いつから好きになったのかとか、どこがすきなんだとか聞かれてもわからない。
気づいたら目で追ってたし、目が合うと心臓がびっくりするし何より、彼女が自分だけのものになったらいいなあ、といつの間にか夢見ていた。

「何度も言うが敦、相手はよく選んだ方がいいぞ」
「名前ちんがいい」
「本当にか…?」
「うん」

はぁー、とため息をついて、赤ちんは「まあ別にあいつと一生を共にするわけじゃないしな」と呟いた。
赤ちんとなまえちんはいわゆる幼なじみという関係で、俺としては名前ちんに一番近い赤ちんのそのポジションがとっても羨ましい。

「名前ちん、お菓子喜んでた?」
「あぁ、初日だけな。」
「!!」

最近俺は名前ちんとどうにかして仲良くなりたくて、毎朝名前ちんにお菓子をあげることを思いついた。
それは赤ちんも賛成してくれて、名前ちんが好きなお菓子とか嫌いなお菓子とか色々教えてくれたんだけど、名前ちんの喜ぶ顔が見たくて買ってくるお菓子は日に日に増えていくのは気づいてたし、それなのにいざなまえちんの前にいくと頭が真っ白になって言おうとしていた事がわからなくなって強張って、逆に怖がらせてることもなんとなくわかってた。
だけど、いざ人からそれを言われたら流石につらい。

「名前ちん俺のこと嫌いになったかな…」
「あいつは単純で馬鹿だからな、例え嫌いになっていたとしてもいくらでも挽回の余地はあるさ」
「んー……」
「とりあえず明日、部活後に校門で待て。」
俺がどうにかするから、名前が敦をどう思ってるか聞けばいい。
そう言った赤ちんと仲良くて本当に良かったと思ったと同時に、明日名前ちんと話するのかと思うととても楽しみで明日のその時が待ち遠しくなった。




「はぁ…」

やっぱり今日も相変わらずだった。せめておはようの一言くらい言いたかったなあ
今は赤ちんに言われた通り校門で二人が出て来るのを待っているんだけどもうこの時点で既に挫けそう。
というより本当に話しかけてくれるのかな…少し疑心暗鬼になり始めた、そんな時だった。
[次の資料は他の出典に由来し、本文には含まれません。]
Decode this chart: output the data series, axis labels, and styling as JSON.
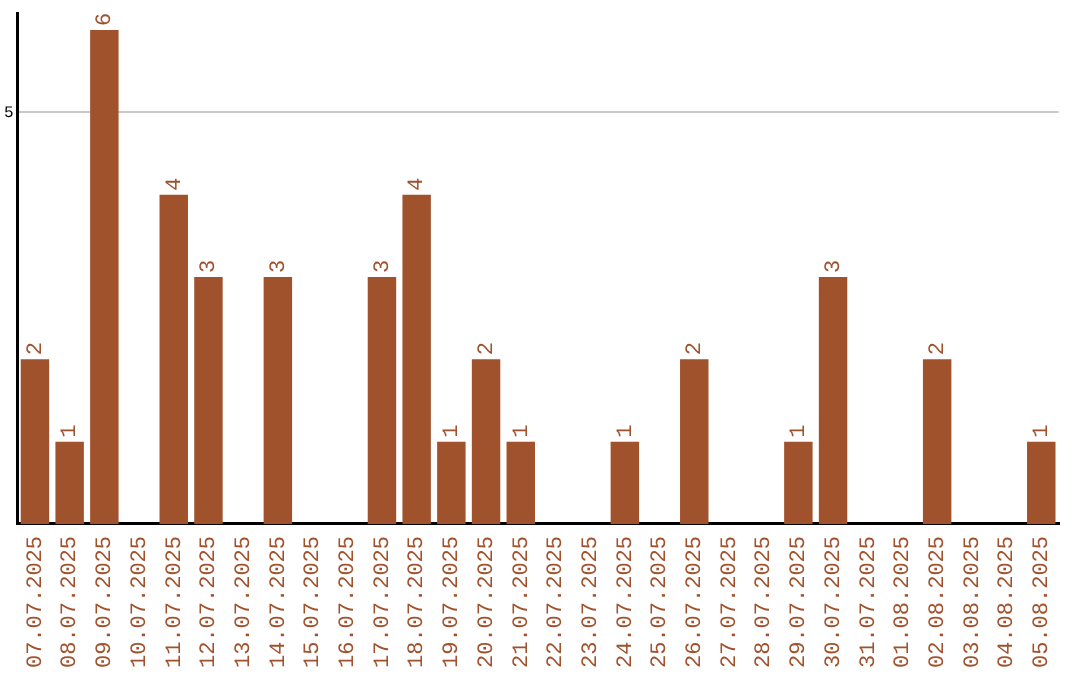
{
  "chart_data": {
    "type": "bar",
    "categories": [
      "07.07.2025",
      "08.07.2025",
      "09.07.2025",
      "10.07.2025",
      "11.07.2025",
      "12.07.2025",
      "13.07.2025",
      "14.07.2025",
      "15.07.2025",
      "16.07.2025",
      "17.07.2025",
      "18.07.2025",
      "19.07.2025",
      "20.07.2025",
      "21.07.2025",
      "22.07.2025",
      "23.07.2025",
      "24.07.2025",
      "25.07.2025",
      "26.07.2025",
      "27.07.2025",
      "28.07.2025",
      "29.07.2025",
      "30.07.2025",
      "31.07.2025",
      "01.08.2025",
      "02.08.2025",
      "03.08.2025",
      "04.08.2025",
      "05.08.2025"
    ],
    "values": [
      2,
      1,
      6,
      0,
      4,
      3,
      0,
      3,
      0,
      0,
      3,
      4,
      1,
      2,
      1,
      0,
      0,
      1,
      0,
      2,
      0,
      0,
      1,
      3,
      0,
      0,
      2,
      0,
      0,
      1
    ],
    "value_labels": [
      "2",
      "1",
      "6",
      null,
      "4",
      "3",
      null,
      "3",
      null,
      null,
      "3",
      "4",
      "1",
      "2",
      "1",
      null,
      null,
      "1",
      null,
      "2",
      null,
      null,
      "1",
      "3",
      null,
      null,
      "2",
      null,
      null,
      "1"
    ],
    "color": "#a0522d",
    "ylim": [
      0,
      6.2
    ],
    "yticks": [
      5
    ],
    "grid": "y",
    "legend": false
  }
}
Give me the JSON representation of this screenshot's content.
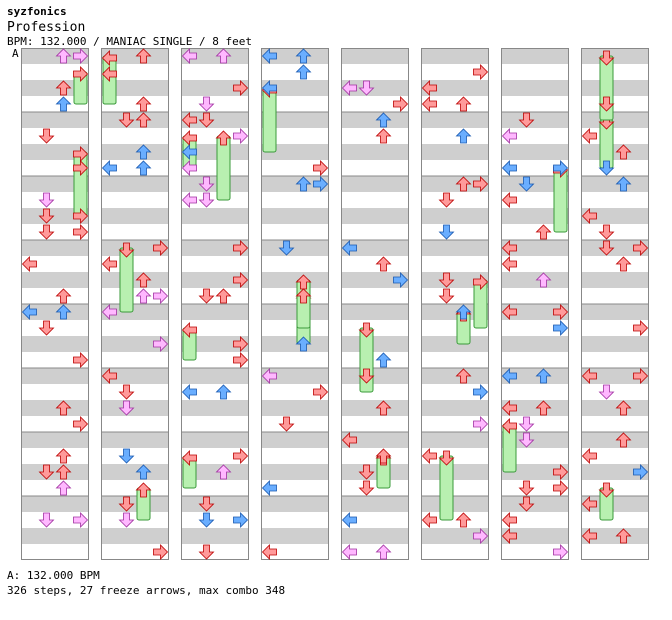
{
  "header": {
    "artist": "syzfonics",
    "title": "Profession",
    "meta": "BPM: 132.000 / MANIAC SINGLE / 8 feet",
    "section_marker": "A"
  },
  "footer": {
    "bpm_line": "A: 132.000 BPM",
    "stats_line": "326 steps, 27 freeze arrows, max combo 348"
  },
  "colors": {
    "quarter": "#ff9a9a",
    "eighth": "#6aaeff",
    "sixteenth": "#ffb8ff",
    "freeze": "#b8f0b0",
    "band": "#cfcfcf"
  },
  "chart_data": {
    "type": "step-chart",
    "columns": 8,
    "measures_per_column": 8,
    "lanes": [
      "left",
      "down",
      "up",
      "right"
    ],
    "steps": 326,
    "freeze_arrows": 27,
    "max_combo": 348
  }
}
「こんばんは、紫原君。今朝もお菓子くれてありがとう」

「なまえ、…ちん!」

本当に話し掛けてくれた…!
嬉しさのあまり思わず名前で呼んでしまってどきっとしたけど、名前ちんは気づいてないみたいで安心した。

「こんな寒いとこで誰か待ってるの?」
「ん、えと…あの…」
「ん?征十郎なら今帰るよ?私もおまけでついててもいいなら一緒に帰る?」
「え…いいの?」
「全然おっけー!」

名前ちんに聞かなくちゃ、とそうこうしているうちに名前ちんが早口に言った言葉に釣られてしまって、最終的に一緒に帰ることになった。
そこで何よりも嬉しかったのが、いつも俺がお菓子をあげにいったときに見る怪訝な顔じゃなくて、名前ちんが友達と話している時に見かけるあの笑顔で俺に笑いかけてくれたことだった。